TPL was included in NAFTA as a compromise for adopting the yarn-forward rules of origin in the agreement. Before NAFTA, the US-Canada trade agreement adopted the less restrictive fabric-forward rules of origin.

The TPL mechanism has played a critical role in facilitating the textile and apparel (T&A) trade and production collaboration between the United States and Canada, in particular, the export of Canada’s wool suits to the United States and the U.S. cotton or man-made fiber apparel to Canada. Statistics from the Office of Textiles and Apparel (OTEXA) show that in 2016 more than 70% of the value of Canada’s apparel exports to the United States under NAFTA utilized the TPL provision, including almost all wool apparel products. Over the same period, the TPL fulfillment rate for U.S. cotton or man-made fiber apparel exports to Canada reached 100%, suggesting a high utilization of the TPL mechanism by U.S. apparel firms too (Global Affairs Canada, 2017).

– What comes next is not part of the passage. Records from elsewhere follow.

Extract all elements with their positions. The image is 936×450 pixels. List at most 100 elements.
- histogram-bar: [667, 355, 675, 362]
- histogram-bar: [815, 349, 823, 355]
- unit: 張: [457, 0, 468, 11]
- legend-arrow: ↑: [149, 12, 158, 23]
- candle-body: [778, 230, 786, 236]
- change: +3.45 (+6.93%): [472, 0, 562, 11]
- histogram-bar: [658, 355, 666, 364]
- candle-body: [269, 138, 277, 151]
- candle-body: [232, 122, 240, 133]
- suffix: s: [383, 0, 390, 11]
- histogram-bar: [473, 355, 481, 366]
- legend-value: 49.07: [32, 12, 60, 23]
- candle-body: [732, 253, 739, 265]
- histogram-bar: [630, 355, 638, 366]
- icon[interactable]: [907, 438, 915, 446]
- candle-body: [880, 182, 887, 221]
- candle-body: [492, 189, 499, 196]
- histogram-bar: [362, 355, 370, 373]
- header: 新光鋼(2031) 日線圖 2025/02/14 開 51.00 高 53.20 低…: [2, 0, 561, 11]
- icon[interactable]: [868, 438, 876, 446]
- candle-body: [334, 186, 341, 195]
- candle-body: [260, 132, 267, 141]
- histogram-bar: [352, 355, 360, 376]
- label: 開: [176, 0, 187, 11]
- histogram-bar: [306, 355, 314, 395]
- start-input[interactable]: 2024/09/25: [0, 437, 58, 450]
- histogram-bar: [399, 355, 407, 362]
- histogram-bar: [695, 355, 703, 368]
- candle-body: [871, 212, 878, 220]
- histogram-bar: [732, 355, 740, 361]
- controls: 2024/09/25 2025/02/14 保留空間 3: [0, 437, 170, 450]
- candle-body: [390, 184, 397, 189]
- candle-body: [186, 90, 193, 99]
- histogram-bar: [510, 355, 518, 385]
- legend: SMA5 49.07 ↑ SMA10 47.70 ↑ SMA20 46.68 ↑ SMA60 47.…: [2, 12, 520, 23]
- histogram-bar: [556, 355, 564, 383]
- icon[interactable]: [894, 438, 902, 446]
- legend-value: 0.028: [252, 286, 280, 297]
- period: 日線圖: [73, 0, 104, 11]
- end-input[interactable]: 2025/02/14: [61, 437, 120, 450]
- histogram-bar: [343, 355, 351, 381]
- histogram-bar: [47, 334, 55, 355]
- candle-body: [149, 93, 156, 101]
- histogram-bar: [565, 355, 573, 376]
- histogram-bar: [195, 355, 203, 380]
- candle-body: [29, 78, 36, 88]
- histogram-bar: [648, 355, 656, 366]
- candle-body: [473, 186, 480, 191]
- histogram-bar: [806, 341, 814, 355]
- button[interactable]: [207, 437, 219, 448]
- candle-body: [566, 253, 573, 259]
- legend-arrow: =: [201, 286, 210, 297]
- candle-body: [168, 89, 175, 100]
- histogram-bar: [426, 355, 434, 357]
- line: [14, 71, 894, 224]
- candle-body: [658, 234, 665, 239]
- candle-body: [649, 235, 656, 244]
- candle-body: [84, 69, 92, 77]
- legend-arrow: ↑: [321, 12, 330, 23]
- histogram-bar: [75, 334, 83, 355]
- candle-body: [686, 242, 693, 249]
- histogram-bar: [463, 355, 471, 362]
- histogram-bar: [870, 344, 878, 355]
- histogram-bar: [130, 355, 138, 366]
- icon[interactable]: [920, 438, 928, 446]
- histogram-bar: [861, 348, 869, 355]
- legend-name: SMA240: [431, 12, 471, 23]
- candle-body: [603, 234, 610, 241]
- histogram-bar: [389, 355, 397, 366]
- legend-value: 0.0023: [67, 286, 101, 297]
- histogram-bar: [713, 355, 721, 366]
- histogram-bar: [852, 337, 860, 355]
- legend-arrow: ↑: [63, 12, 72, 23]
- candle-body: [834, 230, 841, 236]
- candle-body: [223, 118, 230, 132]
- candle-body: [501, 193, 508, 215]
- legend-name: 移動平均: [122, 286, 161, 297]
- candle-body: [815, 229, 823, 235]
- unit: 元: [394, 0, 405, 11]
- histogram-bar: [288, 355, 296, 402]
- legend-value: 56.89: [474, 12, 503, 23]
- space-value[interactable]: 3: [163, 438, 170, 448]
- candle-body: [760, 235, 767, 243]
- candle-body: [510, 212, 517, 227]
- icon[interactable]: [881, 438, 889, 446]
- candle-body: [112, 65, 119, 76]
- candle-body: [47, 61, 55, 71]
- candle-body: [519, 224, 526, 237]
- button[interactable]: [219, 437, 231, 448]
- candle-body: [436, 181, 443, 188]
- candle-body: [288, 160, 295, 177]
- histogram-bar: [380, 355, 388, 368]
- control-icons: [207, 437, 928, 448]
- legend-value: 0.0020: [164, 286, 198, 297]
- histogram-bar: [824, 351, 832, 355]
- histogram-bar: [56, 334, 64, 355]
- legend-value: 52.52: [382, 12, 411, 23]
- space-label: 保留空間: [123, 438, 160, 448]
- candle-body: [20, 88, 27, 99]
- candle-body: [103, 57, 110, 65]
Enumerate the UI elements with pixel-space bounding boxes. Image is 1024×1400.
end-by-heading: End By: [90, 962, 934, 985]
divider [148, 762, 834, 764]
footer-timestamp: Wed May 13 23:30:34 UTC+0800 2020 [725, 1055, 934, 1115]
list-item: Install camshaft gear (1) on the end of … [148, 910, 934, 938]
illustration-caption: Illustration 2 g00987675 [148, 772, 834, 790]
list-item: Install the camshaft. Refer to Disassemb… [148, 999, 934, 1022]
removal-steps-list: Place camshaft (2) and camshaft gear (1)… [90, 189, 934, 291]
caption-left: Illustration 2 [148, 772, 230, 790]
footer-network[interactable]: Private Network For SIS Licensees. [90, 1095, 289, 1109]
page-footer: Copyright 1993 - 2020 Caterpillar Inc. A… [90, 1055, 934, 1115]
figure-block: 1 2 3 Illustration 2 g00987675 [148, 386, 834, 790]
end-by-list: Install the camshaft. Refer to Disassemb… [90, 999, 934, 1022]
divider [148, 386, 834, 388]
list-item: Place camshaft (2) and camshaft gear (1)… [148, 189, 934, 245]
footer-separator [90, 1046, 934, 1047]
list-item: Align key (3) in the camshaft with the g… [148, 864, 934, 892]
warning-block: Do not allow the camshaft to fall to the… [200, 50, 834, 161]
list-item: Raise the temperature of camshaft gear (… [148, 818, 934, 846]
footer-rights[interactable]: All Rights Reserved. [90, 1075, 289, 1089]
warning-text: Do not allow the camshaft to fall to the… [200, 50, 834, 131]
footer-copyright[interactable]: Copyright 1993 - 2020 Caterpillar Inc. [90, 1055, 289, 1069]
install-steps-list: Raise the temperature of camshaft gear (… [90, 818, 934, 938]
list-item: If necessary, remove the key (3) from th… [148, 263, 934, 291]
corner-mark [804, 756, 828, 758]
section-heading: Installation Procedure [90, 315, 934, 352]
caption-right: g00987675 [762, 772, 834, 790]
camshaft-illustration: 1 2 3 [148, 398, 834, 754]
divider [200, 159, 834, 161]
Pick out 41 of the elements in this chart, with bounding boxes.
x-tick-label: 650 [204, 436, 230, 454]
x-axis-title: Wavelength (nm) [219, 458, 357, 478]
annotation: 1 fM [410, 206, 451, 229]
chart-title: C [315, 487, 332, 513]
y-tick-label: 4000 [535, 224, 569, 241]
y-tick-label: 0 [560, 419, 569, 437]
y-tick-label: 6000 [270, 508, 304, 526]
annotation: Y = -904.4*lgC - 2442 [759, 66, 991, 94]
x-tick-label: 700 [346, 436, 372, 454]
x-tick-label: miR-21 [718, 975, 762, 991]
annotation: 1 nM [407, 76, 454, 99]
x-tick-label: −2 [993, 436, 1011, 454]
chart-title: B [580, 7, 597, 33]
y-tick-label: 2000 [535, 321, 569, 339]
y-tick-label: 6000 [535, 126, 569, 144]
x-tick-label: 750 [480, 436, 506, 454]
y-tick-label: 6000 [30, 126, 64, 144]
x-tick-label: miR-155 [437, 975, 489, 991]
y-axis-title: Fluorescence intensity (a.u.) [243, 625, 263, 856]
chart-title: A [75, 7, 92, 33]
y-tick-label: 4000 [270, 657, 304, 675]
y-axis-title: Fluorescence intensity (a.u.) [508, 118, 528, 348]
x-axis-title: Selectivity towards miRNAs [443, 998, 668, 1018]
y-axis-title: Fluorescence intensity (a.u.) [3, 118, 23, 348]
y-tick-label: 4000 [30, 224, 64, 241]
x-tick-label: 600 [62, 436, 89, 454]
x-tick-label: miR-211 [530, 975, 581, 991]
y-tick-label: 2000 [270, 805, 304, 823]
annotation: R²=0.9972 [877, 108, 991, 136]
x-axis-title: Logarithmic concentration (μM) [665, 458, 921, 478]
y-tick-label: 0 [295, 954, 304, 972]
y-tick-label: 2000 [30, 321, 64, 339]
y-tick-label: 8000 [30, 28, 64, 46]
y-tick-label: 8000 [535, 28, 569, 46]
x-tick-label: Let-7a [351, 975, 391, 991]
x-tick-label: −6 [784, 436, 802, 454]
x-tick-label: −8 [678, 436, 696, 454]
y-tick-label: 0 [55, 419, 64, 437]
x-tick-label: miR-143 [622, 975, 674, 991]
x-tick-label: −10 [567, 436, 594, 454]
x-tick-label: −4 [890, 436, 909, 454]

Several studies argue that without the TPL mechanism, the U.S.-Canada bilateral T&A trade volume could be in much smaller scale (USITC, 2016). Notably, garments assembled in the United States and Canada often contained non-NAFTA originating textile inputs, which failed them to meet the “yarn-forward” rules of origin typically required for the preferential duty treatment under NAFTA.